Depression Revisited

I think I’m losing my voice.

When I was 19, I sat for a week and wrote and wrote and wrote and wrote. Words flowed onto pages in a persistent rhythm I’ve never found since. My characters lived and laughed and cried and died as black type flitted across the white screen.

For the last 5 years, writing has been a struggle. I see the characters in my mind. I feel their stories. I see the way they interact . . . and I can’t write it down. I get in front of a computer or pose a pen above a paper and their voices flee. My voice flees.

These last six months have been worse. I can write maybe 3 or 4 paragraphs at a time before I’ve exhausted everything that built up over the span of a week. Today, I slept for 14 hours, wrote 4 paragraphs, and then fell asleep for another 6 hours. Maybe “sleep” isn’t the right word. I laid in bed with my eyes closed, imagining what it might be like to be myself again.

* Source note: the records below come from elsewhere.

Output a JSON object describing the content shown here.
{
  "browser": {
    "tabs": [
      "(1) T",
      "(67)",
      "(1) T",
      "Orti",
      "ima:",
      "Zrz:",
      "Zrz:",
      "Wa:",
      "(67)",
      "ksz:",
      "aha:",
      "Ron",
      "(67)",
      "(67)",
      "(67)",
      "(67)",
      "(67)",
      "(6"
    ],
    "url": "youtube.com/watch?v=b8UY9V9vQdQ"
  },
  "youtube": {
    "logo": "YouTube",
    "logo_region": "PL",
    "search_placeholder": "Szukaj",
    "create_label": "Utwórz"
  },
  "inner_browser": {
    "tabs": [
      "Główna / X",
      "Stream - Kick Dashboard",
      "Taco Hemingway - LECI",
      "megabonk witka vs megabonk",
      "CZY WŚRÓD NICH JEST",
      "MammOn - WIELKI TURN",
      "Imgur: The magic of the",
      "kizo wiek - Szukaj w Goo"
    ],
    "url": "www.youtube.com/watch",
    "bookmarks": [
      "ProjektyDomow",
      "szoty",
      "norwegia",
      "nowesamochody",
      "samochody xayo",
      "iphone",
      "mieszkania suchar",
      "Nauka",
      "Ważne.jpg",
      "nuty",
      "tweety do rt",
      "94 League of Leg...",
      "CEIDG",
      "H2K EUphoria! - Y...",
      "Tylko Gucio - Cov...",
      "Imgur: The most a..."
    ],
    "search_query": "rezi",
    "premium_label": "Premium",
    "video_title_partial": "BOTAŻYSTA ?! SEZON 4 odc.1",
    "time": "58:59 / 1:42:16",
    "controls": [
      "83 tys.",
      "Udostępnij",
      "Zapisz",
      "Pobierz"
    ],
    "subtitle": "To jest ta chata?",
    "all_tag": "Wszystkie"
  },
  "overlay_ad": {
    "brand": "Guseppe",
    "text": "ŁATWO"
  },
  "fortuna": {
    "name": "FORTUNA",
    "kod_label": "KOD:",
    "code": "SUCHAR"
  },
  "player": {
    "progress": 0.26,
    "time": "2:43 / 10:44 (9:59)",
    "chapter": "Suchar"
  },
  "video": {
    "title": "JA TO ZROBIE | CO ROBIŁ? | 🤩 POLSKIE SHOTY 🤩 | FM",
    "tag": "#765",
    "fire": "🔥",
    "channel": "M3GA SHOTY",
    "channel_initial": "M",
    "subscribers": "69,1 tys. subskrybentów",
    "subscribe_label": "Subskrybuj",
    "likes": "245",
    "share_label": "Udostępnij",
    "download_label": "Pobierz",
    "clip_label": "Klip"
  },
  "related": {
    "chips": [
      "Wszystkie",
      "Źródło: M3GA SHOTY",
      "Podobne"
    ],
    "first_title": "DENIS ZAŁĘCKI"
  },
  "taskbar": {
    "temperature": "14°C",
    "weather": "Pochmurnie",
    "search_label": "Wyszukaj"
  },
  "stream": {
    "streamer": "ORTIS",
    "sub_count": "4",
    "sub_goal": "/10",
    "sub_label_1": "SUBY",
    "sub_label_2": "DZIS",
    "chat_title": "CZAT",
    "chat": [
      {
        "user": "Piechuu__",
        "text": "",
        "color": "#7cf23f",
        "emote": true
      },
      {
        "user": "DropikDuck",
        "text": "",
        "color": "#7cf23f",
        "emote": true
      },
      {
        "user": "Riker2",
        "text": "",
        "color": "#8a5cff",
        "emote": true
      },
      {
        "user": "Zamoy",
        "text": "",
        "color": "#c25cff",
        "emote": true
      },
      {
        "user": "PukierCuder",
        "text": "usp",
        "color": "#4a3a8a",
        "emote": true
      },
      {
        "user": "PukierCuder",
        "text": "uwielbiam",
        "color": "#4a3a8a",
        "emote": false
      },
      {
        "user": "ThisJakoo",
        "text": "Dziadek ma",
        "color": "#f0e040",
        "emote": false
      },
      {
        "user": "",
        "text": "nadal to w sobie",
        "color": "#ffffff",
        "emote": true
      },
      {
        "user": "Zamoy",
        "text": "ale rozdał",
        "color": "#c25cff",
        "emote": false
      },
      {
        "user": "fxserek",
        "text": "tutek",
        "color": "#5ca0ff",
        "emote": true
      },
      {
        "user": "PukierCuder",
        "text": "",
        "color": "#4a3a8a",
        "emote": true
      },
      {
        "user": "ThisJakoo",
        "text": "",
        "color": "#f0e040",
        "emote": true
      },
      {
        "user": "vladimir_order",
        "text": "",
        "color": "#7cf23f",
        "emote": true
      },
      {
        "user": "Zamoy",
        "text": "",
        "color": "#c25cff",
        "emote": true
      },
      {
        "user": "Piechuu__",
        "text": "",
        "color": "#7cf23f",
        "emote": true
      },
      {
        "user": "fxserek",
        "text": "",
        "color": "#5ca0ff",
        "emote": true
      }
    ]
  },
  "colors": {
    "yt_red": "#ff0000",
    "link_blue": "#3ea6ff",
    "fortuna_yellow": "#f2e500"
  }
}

Reading about depression is one thing. Articles reduce depression to statistics. People talk about it as though it is past tense, citing anti-depressants and mood stabilizers as their answers.

Handling, living with, working with, being in love with someone who is depressed is very different. You feel each day, each silent minute pass as that person falls within him or herself. He or she becomes harder and harder to connect with. You are being closed out and it’s not fair because you have your own problems to worry about; you shouldn’t need to worry about theirs.

I did that with my lost friend. I worried for three years, tried to draw him out as he faded away. I gave up time and again. When he moved away, I saw that the people at his new school, in his new life, reached him in a way that I couldn’t. He smiled again, laughed again. He was the person I fell in love with, just not when he was with me.

For the last six months, thinking of him has hurt. I lost the will to travel–he’s the best travelling companion I’ve ever had, and I can’t replace that. I lost the will to see friends or leave the house or wake up in the morning (luckily, my job requires I wake up a night–crisis averted, I suppose).

For the last six months, my mom and my coworkers have watched me go from being totally okay to completely dissolved in a matter of minutes. At dinner on Sunday, a friend innocently asked me about him. Two hours later, I sat in my room and sobbed. I texted my mentor and asked her to email me a project so that I could have something to distract me. That’s how I deal with things right now.

I have no energy left, no passion. All of things he never approved of that made up my core being are locked away somewhere. I can’t find the key.

Now I’m not the one watching over him. Instead, there are people watching over me, concerned about me, frustrated that I have now fallen into their charge when they have so many other things that they need to be worried about as well. They needn’t worry. There’s nothing left in me to watch over, even the story that has driven my entire being since age 12. I feel like I don’t even exist anymore.

This isn’t past tense. It isn’t crazy. I’m not the only person who feels this way. It’s a bit different to break down the statistic and realize there is a real person for whom this is the reality, day in and day out. And if you’ve never been depressed–in the very real, long-term, chronic sort-of-way–or loved someone who has, there is someone just like you watching a shell just like me and wondering how to handle it. I’ve been on both sides. They hurt about the same.